Congress 2021 blog edition
The Canadian Communication Association’s “How to Make Your Technology Anti-Racist” open event webcast featured Charlton Mcllwain, Professor, Media, Culture, and Communications at NYU Alliance for Public Interest Technology.
Mcllwain recently published a book titled, “Black Software: The Internet & Racial Justice, From the Afronet to Black Lives Matter'', which focuses on the intersections of computing technology, race, inequality, and racial justice activism.
Mcllwain described his book as a historically written text narrating and connecting multiple decades of relationships between African Americans and computing technologies from a time when racial justice and computer revolutions were occurring simultaneously.

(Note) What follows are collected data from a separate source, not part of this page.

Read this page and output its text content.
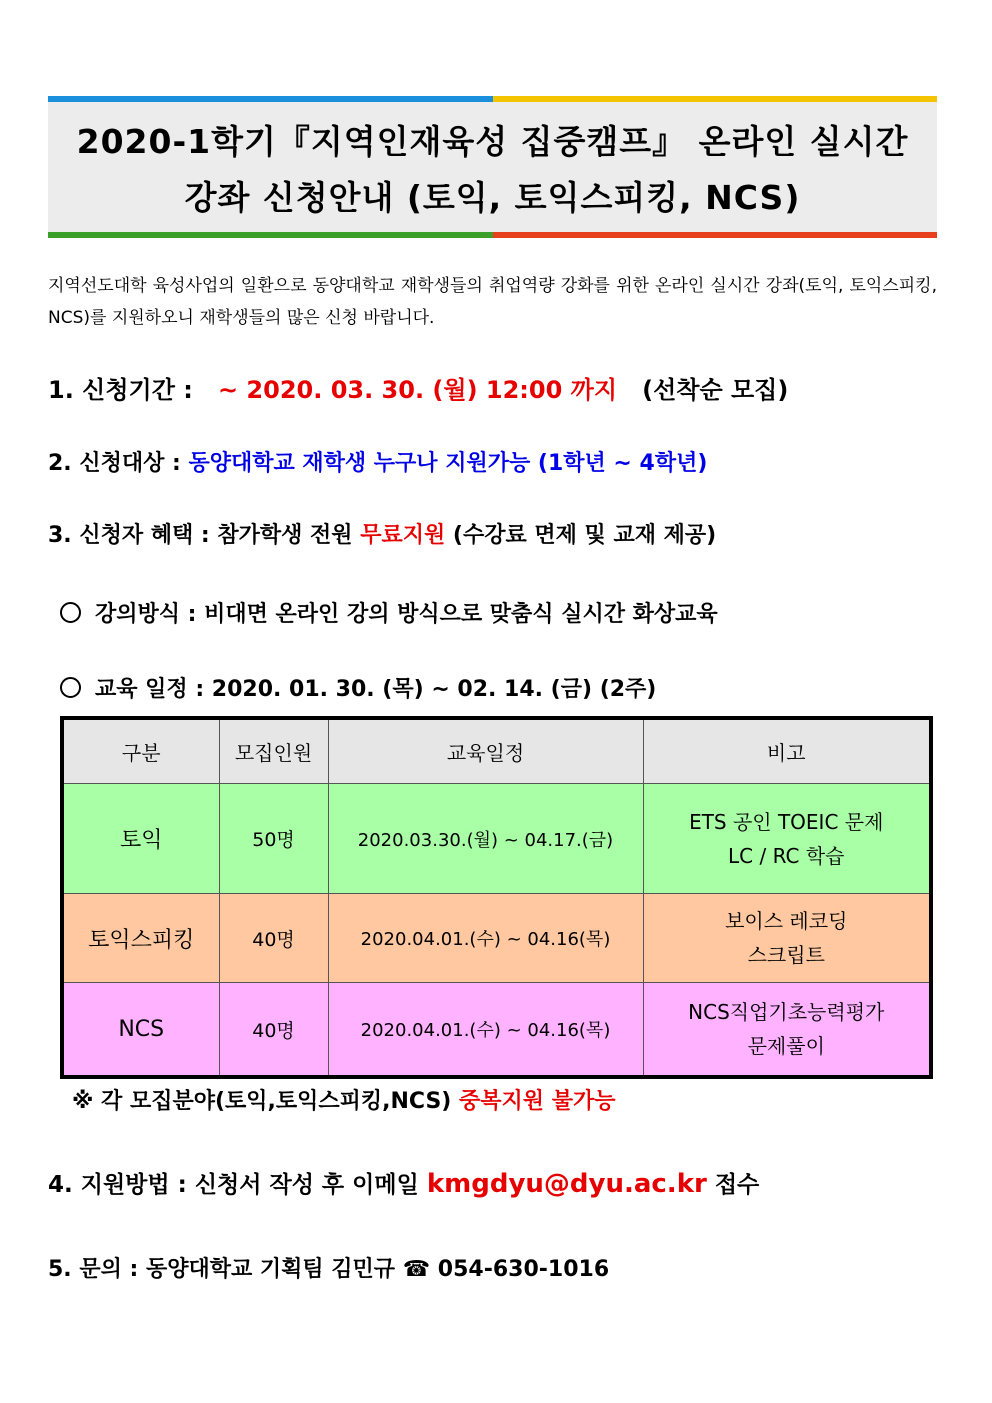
2020-1학기『지역인재육성 집중캠프』 온라인 실시간
강좌 신청안내 (토익, 토익스피킹, NCS)
지역선도대학 육성사업의 일환으로 동양대학교 재학생들의 취업역량 강화를 위한 온라인 실시간 강좌(토익, 토익스피킹, NCS)를 지원하오니 재학생들의 많은 신청 바랍니다.
1. 신청기간 : ~ 2020. 03. 30. (월) 12:00 까지 (선착순 모집)
2. 신청대상 : 동양대학교 재학생 누구나 지원가능 (1학년 ~ 4학년)
3. 신청자 혜택 : 참가학생 전원 무료지원 (수강료 면제 및 교재 제공)
강의방식 : 비대면 온라인 강의 방식으로 맞춤식 실시간 화상교육
교육 일정 : 2020. 01. 30. (목) ~ 02. 14. (금) (2주)
구분	모집인원	교육일정	비고
토익	50명	2020.03.30.(월) ~ 04.17.(금)	ETS 공인 TOEIC 문제
LC / RC 학습

토익스피킹	40명	2020.04.01.(수) ~ 04.16(목)	보이스 레코딩
스크립트

NCS	40명	2020.04.01.(수) ~ 04.16(목)	NCS직업기초능력평가
문제풀이
※ 각 모집분야(토익,토익스피킹,NCS) 중복지원 불가능
4. 지원방법 : 신청서 작성 후 이메일 kmgdyu@dyu.ac.kr 접수
5. 문의 : 동양대학교 기획팀 김민규 ☎ 054-630-1016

“Anti-racist technologies not only diminish the scourge of racism and white supremacy, but they are imagined, developed and used to affirm the life, liberty and pursuit of happiness among people and communities of colour.” Mcllwain sparked a discussion centred around whether our current or future technological tools will ever enable us to outrun white supremacy.

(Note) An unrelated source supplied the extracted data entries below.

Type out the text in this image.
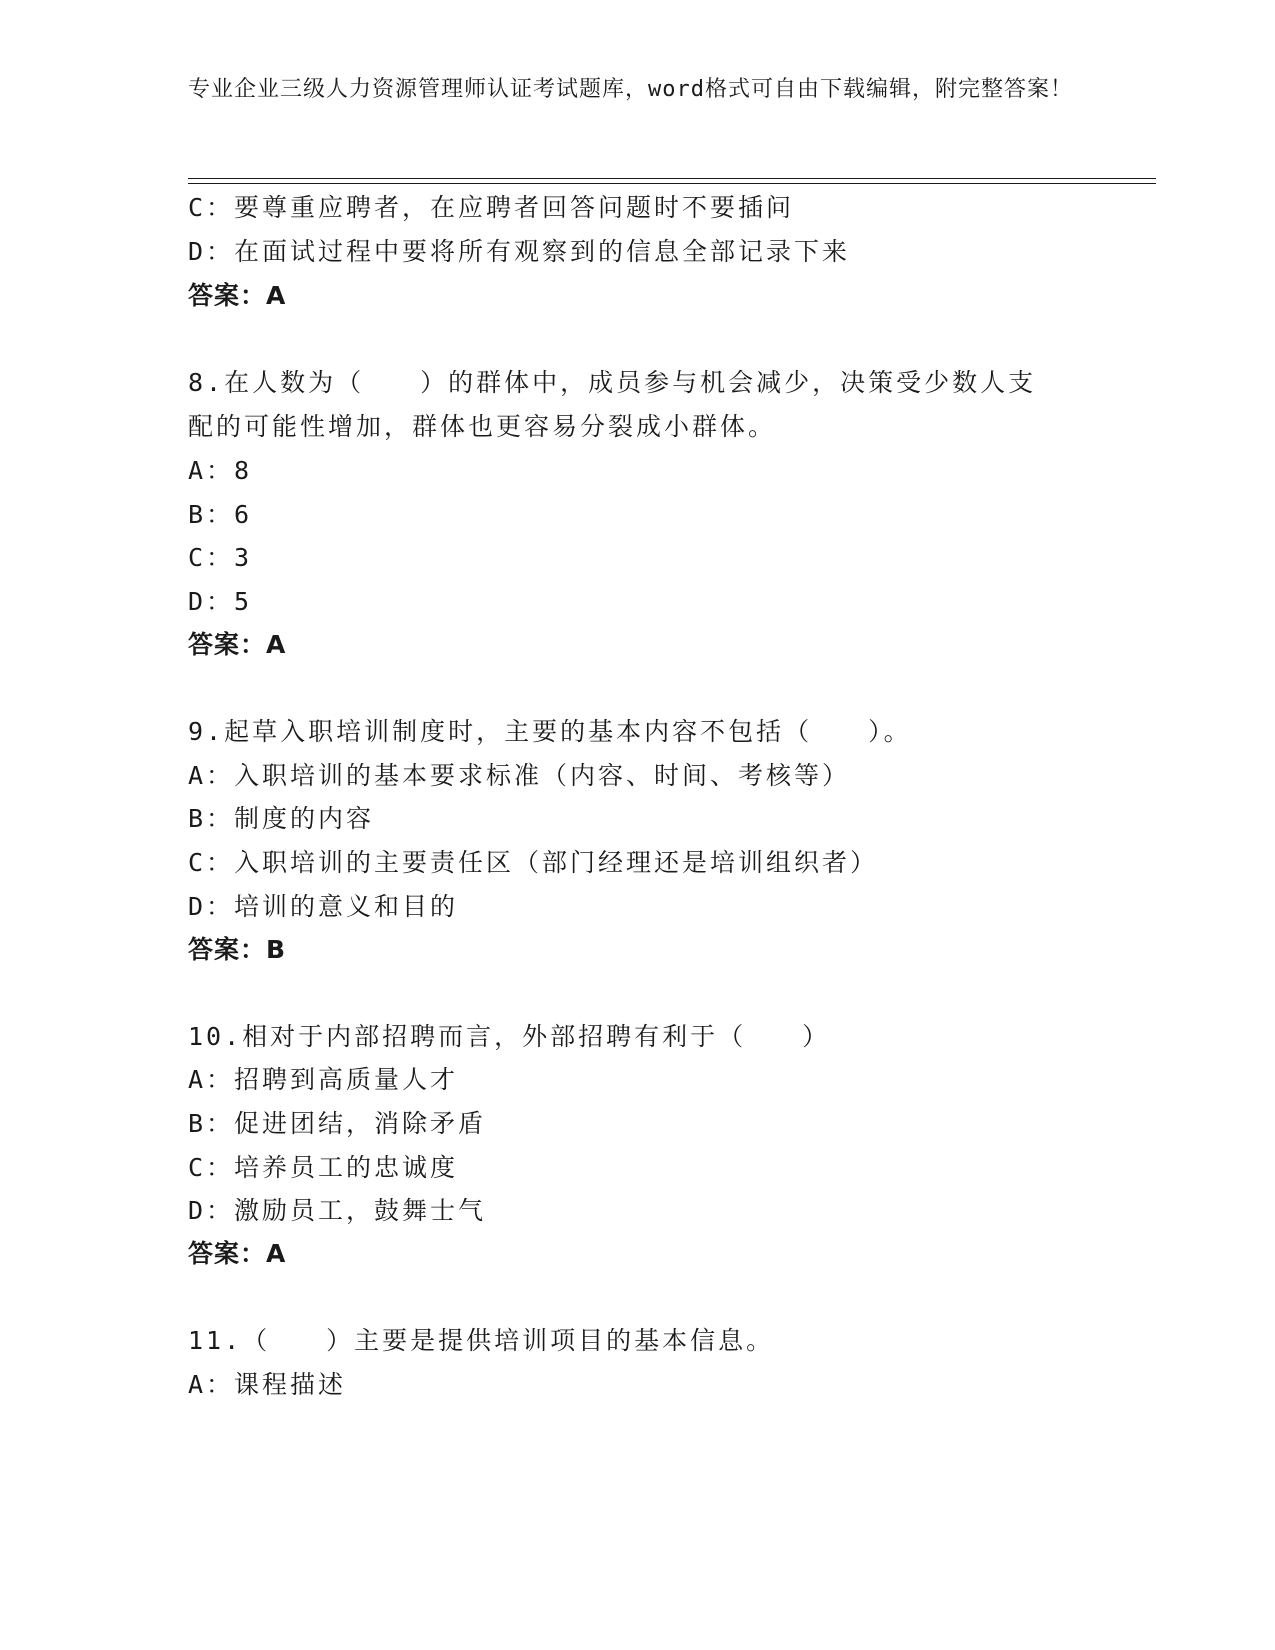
专业企业三级人力资源管理师认证考试题库，word格式可自由下载编辑，附完整答案！
C：要尊重应聘者，在应聘者回答问题时不要插问
D：在面试过程中要将所有观察到的信息全部记录下来
答案：A
8.在人数为（　　）的群体中，成员参与机会减少，决策受少数人支
配的可能性增加，群体也更容易分裂成小群体。
A：8
B：6
C：3
D：5
答案：A
9.起草入职培训制度时，主要的基本内容不包括（　　）。
A：入职培训的基本要求标准（内容、时间、考核等）
B：制度的内容
C：入职培训的主要责任区（部门经理还是培训组织者）
D：培训的意义和目的
答案：B
10.相对于内部招聘而言，外部招聘有利于（　　）
A：招聘到高质量人才
B：促进团结，消除矛盾
C：培养员工的忠诚度
D：激励员工，鼓舞士气
答案：A
11.（　　）主要是提供培训项目的基本信息。
A：课程描述
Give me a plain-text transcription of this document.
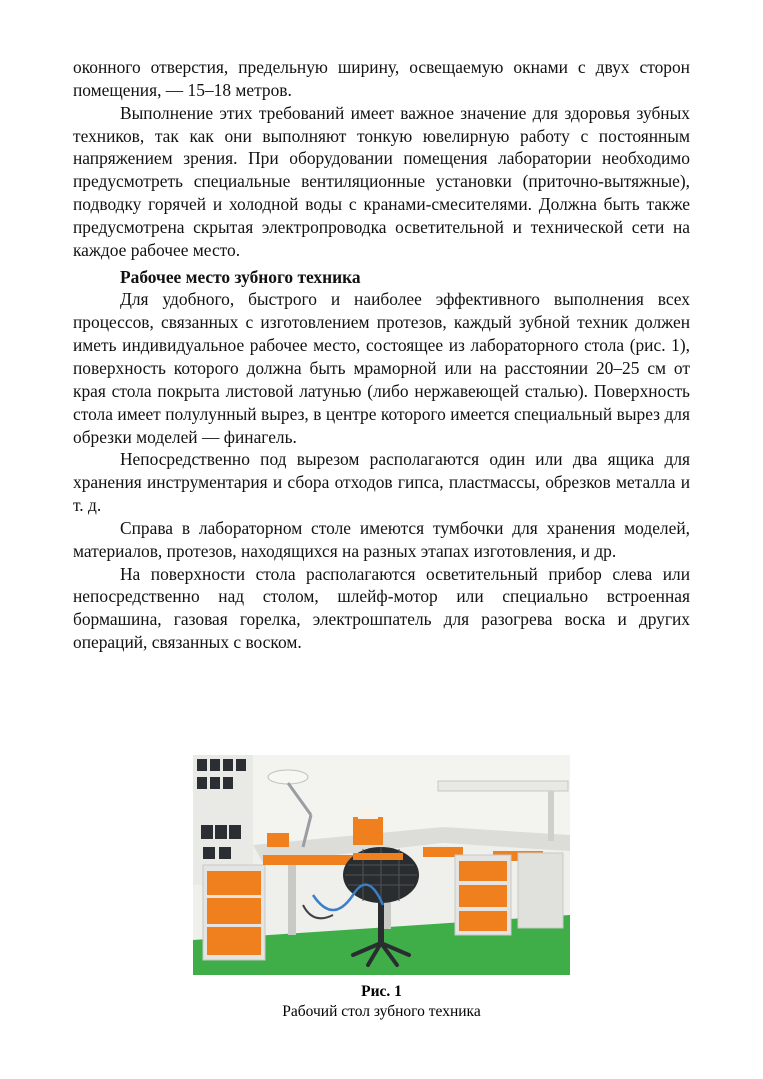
оконного отверстия, предельную ширину, освещаемую окнами с двух сторон помещения, — 15–18 метров.

Выполнение этих требований имеет важное значение для здоровья зубных техников, так как они выполняют тонкую ювелирную работу с постоянным напряжением зрения. При оборудовании помещения лаборатории необходимо предусмотреть специальные вентиляционные установки (приточно-вытяжные), подводку горячей и холодной воды с кранами-смесителями. Должна быть также предусмотрена скрытая электропроводка осветительной и технической сети на каждое рабочее место.

Рабочее место зубного техника

Для удобного, быстрого и наиболее эффективного выполнения всех процессов, связанных с изготовлением протезов, каждый зубной техник должен иметь индивидуальное рабочее место, состоящее из лабораторного стола (рис. 1), поверхность которого должна быть мраморной или на расстоянии 20–25 см от края стола покрыта листовой латунью (либо нержавеющей сталью). Поверхность стола имеет полулунный вырез, в центре которого имеется специальный вырез для обрезки моделей — финагель.

Непосредственно под вырезом располагаются один или два ящика для хранения инструментария и сбора отходов гипса, пластмассы, обрезков металла и т. д.

Справа в лабораторном столе имеются тумбочки для хранения моделей, материалов, протезов, находящихся на разных этапах изготовления, и др.

На поверхности стола располагаются осветительный прибор слева или непосредственно над столом, шлейф-мотор или специально встроенная бормашина, газовая горелка, электрошпатель для разогрева воска и других операций, связанных с воском.

Рис. 1
Рабочий стол зубного техника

He believes anti-racist technologies must address and ameliorate aspects of the differential treatment, and disparate racial impacts. These could include differential treatment on the administration of loan payments defaults, or closures and how all of those things are handled.
Concluding he said: “To say that anti-racist technology must address a specific systemic and structural problem means it must be targeted. It must be focused on identifying and mitigating the disparate racial outcomes or ameliorating a specific set of systematic racial problems.”